The proposed reimbursement cuts are just one of the many legislative issues LSMS is tracking, Culotta said. The State Medical Society is supporting, opposing, or monitoring close to 300 bills.
Some of the most important include:
■ HB 175, authored by Rep. John Bel Edwards, D-Amite, would amend the medical malpractice law. Among other things, the proposed law would increase the cap from the current $500,000 to $750,000. Providers would be responsible for the first $150,000 in damages, $50,000 more than the current law. The limits would be tied to the Consumer Price Index. The proposed law would allow malpractice victims to sue for economic losses, including lost income and future earnings.
Edwards has argued that the state’s malpractice cap has not been adjusted in more than 30 years, and that if adjusted for inflation, the cap would be around $2 million.

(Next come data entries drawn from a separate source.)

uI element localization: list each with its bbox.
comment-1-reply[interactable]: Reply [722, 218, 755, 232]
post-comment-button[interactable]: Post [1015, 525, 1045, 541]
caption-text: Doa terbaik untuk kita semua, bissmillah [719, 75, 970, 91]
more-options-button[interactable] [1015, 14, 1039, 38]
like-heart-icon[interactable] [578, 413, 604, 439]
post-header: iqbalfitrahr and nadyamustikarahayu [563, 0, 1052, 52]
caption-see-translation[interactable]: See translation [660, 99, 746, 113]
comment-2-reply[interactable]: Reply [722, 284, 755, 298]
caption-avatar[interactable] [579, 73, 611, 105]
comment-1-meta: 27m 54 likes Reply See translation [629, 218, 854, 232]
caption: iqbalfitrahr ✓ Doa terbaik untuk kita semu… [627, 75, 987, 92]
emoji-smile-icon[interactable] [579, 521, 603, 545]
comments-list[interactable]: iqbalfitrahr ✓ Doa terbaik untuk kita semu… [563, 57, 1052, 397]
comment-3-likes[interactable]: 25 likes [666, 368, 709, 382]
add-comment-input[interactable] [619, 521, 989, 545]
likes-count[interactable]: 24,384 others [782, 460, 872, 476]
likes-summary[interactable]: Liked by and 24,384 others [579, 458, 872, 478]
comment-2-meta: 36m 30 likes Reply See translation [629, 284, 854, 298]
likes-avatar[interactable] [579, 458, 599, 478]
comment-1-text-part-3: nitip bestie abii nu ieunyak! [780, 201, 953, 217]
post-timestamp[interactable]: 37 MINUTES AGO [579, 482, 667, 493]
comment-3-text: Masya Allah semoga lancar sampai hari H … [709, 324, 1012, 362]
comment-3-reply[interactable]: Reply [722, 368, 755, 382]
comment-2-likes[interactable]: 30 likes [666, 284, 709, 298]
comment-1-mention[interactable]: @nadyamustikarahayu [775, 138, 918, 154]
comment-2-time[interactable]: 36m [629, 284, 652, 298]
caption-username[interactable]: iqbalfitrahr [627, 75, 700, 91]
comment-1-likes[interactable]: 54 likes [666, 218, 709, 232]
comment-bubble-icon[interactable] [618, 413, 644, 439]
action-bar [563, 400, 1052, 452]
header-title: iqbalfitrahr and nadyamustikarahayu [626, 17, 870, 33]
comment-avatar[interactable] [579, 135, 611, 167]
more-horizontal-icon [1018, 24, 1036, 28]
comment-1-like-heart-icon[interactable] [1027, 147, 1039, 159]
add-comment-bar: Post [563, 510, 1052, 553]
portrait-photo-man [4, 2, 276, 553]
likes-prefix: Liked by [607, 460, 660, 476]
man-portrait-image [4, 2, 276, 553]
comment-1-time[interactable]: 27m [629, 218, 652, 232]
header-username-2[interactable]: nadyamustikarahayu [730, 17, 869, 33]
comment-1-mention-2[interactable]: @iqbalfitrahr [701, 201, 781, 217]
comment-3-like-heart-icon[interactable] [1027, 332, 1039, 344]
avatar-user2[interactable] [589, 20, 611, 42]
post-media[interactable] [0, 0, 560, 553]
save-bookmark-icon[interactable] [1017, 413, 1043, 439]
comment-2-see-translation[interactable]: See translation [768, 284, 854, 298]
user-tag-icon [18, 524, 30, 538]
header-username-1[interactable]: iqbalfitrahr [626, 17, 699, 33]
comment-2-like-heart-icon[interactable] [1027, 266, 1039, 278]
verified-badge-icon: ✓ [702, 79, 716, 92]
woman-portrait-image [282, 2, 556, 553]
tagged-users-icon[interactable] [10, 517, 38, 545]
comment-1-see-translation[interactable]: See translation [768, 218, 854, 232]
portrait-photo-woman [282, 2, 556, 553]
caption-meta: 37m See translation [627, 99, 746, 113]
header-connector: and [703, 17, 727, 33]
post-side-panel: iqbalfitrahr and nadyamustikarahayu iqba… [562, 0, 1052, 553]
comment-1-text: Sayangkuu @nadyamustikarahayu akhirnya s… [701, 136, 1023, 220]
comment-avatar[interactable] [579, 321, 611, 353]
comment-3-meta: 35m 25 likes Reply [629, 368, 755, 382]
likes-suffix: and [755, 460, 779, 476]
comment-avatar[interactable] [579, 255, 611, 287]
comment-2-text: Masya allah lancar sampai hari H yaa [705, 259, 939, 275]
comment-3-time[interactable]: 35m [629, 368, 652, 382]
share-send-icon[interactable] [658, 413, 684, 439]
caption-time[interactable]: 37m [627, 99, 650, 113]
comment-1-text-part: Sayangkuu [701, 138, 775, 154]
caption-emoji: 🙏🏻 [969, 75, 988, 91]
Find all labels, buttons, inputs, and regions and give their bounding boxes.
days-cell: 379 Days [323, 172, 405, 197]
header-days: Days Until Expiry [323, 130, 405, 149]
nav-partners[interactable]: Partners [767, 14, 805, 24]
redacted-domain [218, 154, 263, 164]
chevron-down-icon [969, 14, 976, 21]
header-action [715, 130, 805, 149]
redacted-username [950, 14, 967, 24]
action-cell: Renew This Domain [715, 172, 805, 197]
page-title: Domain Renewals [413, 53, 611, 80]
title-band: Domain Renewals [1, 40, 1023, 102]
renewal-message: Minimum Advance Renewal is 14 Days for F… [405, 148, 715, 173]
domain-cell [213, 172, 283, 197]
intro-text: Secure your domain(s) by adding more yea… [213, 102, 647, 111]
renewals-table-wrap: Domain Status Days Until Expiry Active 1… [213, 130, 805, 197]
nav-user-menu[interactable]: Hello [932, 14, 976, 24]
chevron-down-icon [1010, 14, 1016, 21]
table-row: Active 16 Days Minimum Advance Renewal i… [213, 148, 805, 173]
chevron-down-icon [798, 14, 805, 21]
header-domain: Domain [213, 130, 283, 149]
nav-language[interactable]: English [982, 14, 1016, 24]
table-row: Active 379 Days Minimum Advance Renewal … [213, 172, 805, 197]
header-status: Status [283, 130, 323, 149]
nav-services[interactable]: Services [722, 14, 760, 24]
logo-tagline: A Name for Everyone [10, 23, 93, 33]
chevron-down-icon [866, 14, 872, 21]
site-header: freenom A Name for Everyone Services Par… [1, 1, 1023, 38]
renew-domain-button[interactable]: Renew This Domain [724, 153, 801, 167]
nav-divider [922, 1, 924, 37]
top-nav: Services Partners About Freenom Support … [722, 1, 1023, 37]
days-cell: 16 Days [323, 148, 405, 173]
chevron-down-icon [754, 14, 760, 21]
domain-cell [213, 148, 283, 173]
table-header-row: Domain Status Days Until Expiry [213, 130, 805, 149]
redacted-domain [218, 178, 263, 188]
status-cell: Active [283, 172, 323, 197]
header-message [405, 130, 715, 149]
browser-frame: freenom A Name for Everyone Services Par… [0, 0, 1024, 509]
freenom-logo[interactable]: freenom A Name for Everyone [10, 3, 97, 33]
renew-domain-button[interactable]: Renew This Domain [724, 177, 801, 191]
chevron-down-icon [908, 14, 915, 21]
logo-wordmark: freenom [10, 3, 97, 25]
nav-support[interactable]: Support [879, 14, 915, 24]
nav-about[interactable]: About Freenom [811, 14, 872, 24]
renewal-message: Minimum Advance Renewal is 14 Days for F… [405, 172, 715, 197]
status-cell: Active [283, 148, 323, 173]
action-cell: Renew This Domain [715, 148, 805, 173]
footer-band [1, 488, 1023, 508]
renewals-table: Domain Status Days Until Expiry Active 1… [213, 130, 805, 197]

Culotta said LSMS will oppose the bill.
In the latest edition of its newsletter, Lousiana Medical Mutual Insurance Co. president and chief executive officer Dr. Thomas Grimstad says, any change to the medical malpractice system must not increase the overall cost of malpractice coverage to policyholders.
■ SB 514, SB 586 and HB 394, which change the regulation of the Louisiana Patient’s Compensation Fund. Insurance Commissioner Jim Donelon and the PCF board of directors are arguing over the $400 million the fund owes and will owe in claims over and above the money it has and will take in at current rates.
Donelon would like the unfunded liability retired by 2016.
The PCF wants to remove itself from Donelon’s regulation because the fund is not an insurance company.
Culotta said the Medical Society hopes to reach a compromise with Donelon, although whether that is possible remains to be seen.
The Legislature may also consider so-called balanced bill legislation. There are several of these bills, Culotta said. One version would require hospitals in a health network to make sure policyholders of that network get care from physicians in the same network.
Donelon has said patients are now vulnerable to much higher, out-of-network fees from radiologists, anesthesiologists and pathologists who typically aren’t under contract with health insurers, even when the patients choose an in-network facility.
Previous legislative efforts have failed.
Culotta said the proposed law could hurt the care of people in rural areas.
If doctors in those areas cannot charge what it costs to provide the service to the hospital, the doctors won’t be able to stay in business, Culotta said.
“We’re working with the commissioner to perhaps come up with some compromise legislation so we can keep people in practice, because that’s the goal,” Culotta said.